ShadyPanda leveraged this trust, publishing benign extensions, earning “Featured” and “Verified” badges, then weaponizing them through updates.
What Happened
Koi Security reports that ShadyPanda has been uploading extensions since at least 2018, maintaining legitimacy long enough to accrue installs across Chrome and Microsoft Edge.
Beginning in 2023, the group launched affiliate-fraud extensions that injected hidden tracking codes into visits to Amazon, eBay, and Booking.com.

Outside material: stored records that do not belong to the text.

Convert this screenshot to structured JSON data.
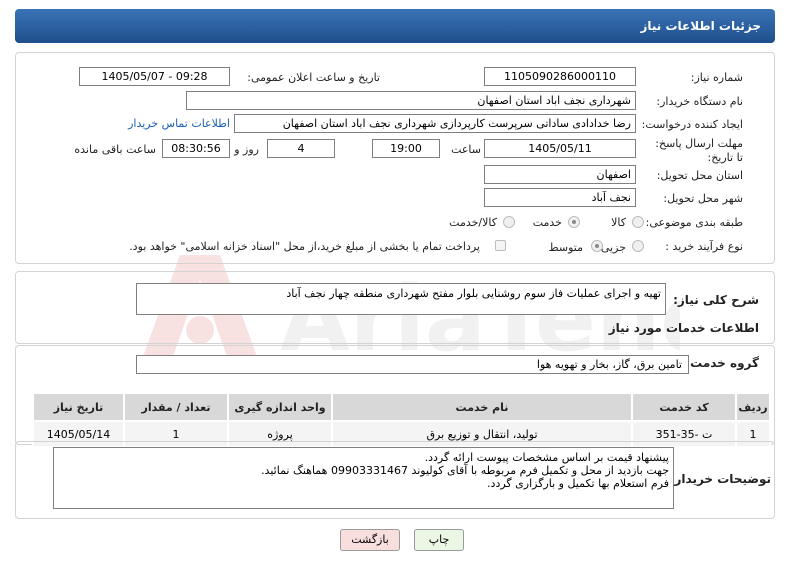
{
  "header": {
    "title": "جزئیات اطلاعات نیاز"
  },
  "fields": {
    "need_number_label": "شماره نیاز:",
    "need_number": "1105090286000110",
    "announce_label": "تاریخ و ساعت اعلان عمومی:",
    "announce_value": "1405/05/07 - 09:28",
    "buyer_org_label": "نام دستگاه خریدار:",
    "buyer_org": "شهرداری نجف اباد استان اصفهان",
    "creator_label": "ایجاد کننده درخواست:",
    "creator": "رضا خدادادی ساداتی سرپرست  کارپردازی شهرداری نجف اباد استان اصفهان",
    "contact_link": "اطلاعات تماس خریدار",
    "deadline_label": "مهلت ارسال پاسخ: تا تاریخ:",
    "deadline_date": "1405/05/11",
    "time_label": "ساعت",
    "deadline_time": "19:00",
    "days_value": "4",
    "days_label": "روز و",
    "remaining_time": "08:30:56",
    "remaining_label": "ساعت باقی مانده",
    "province_label": "استان محل تحویل:",
    "province": "اصفهان",
    "city_label": "شهر محل تحویل:",
    "city": "نجف آباد",
    "category_label": "طبقه بندی موضوعی:",
    "category_options": [
      "کالا",
      "خدمت",
      "کالا/خدمت"
    ],
    "process_label": "نوع فرآیند خرید :",
    "process_options": [
      "جزیی",
      "متوسط"
    ],
    "payment_note": "پرداخت تمام یا بخشی از مبلغ خرید،از محل \"اسناد خزانه اسلامی\" خواهد بود."
  },
  "summary": {
    "label": "شرح کلی نیاز:",
    "text": "تهیه و اجرای عملیات فاز سوم روشنایی بلوار مفتح شهرداری منطقه چهار نجف آباد"
  },
  "services": {
    "section_title": "اطلاعات خدمات مورد نیاز",
    "group_label": "گروه خدمت:",
    "group_value": "تامین برق، گاز، بخار و تهویه هوا",
    "columns": [
      "ردیف",
      "کد خدمت",
      "نام خدمت",
      "واحد اندازه گیری",
      "تعداد / مقدار",
      "تاریخ نیاز"
    ],
    "rows": [
      [
        "1",
        "ت -35-351",
        "تولید، انتقال و توزیع برق",
        "پروژه",
        "1",
        "1405/05/14"
      ]
    ]
  },
  "buyer_notes": {
    "label": "توضیحات خریدار:",
    "lines": [
      "پیشنهاد قیمت بر اساس مشخصات پیوست ارائه گردد.",
      "جهت بازدید از محل و تکمیل فرم مربوطه با آقای کولیوند 09903331467 هماهنگ نمائید.",
      "فرم استعلام بها تکمیل و بارگزاری گردد."
    ]
  },
  "buttons": {
    "print": "چاپ",
    "back": "بازگشت"
  },
  "colors": {
    "header": "#2a62a6",
    "back_button": "#f9dede",
    "print_button": "#eaf7e4"
  }
}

In 2024, they pivoted toward behavior profiling, browser hijacking, and eventually full backdoor capabilities.
Some malicious extensions remained available for download at the time of reporting.
Technical Breakdown
ShadyPanda’s extensions performed several malicious actions:
Silent affiliate code injection to siphon commissions
GA-based behavioral analytics capturing every page, query, and click
Cookie harvesting and transmission to attacker-controlled servers
Search hijacking through trovi.com
Real-time interest profiling from search bar inputs
Remote Code Execution (RCE) via an hourly update check-in
Full browser API access, enabling unrestricted JavaScript execution
Data exfiltration including URLs, referrers, timestamps, UUIDs, and browser fingerprints
WeTab New Tab Page—one extension with 3M+ installs—sent data to 17 remote domains.
Impact Analysis
The threat actor effectively built a browser-wide surveillance and control platform, turning trusted extensions into long-term footholds. Because extension updates occur silently and automatically, users often remained unaware after the extensions were weaponized.
The ability to execute arbitrary JavaScript with full browser permissions represents a high-severity supply chain compromise with potential for credential theft, targeted espionage, or monetization operations.
Why It Matters
Browser extensions bridge personal, corporate, and cloud environments. When abused:
Identity, session, and cookie theft becomes trivial
Corporate SaaS accounts can be compromised
Users lose visibility into malicious updates
Supply chain vulnerabilities spread across entire user populations
ShadyPanda demonstrates how attackers can exploit legitimate trust signals and marketplace verification.
Expert Commentary
Koi Security emphasized:
“This is not a single-purpose malware. It’s a backdoor. ShadyPanda decides what it does—today it’s data collection, tomorrow it could be credential theft or ransomware.”
Google confirmed the malicious extensions have since been removed.
Key Takeaways
Browser extensions are high-value supply chain targets.
Marketplace verification cannot prevent post-install weaponization.
Hourly remote command execution is functionally equivalent to a persistent backdoor.
Organizations must audit browser extensions within enterprise fleets.
Remove or block “Infinity V+,” “Clean Master,” and “WeTab New Tab Page” immediately.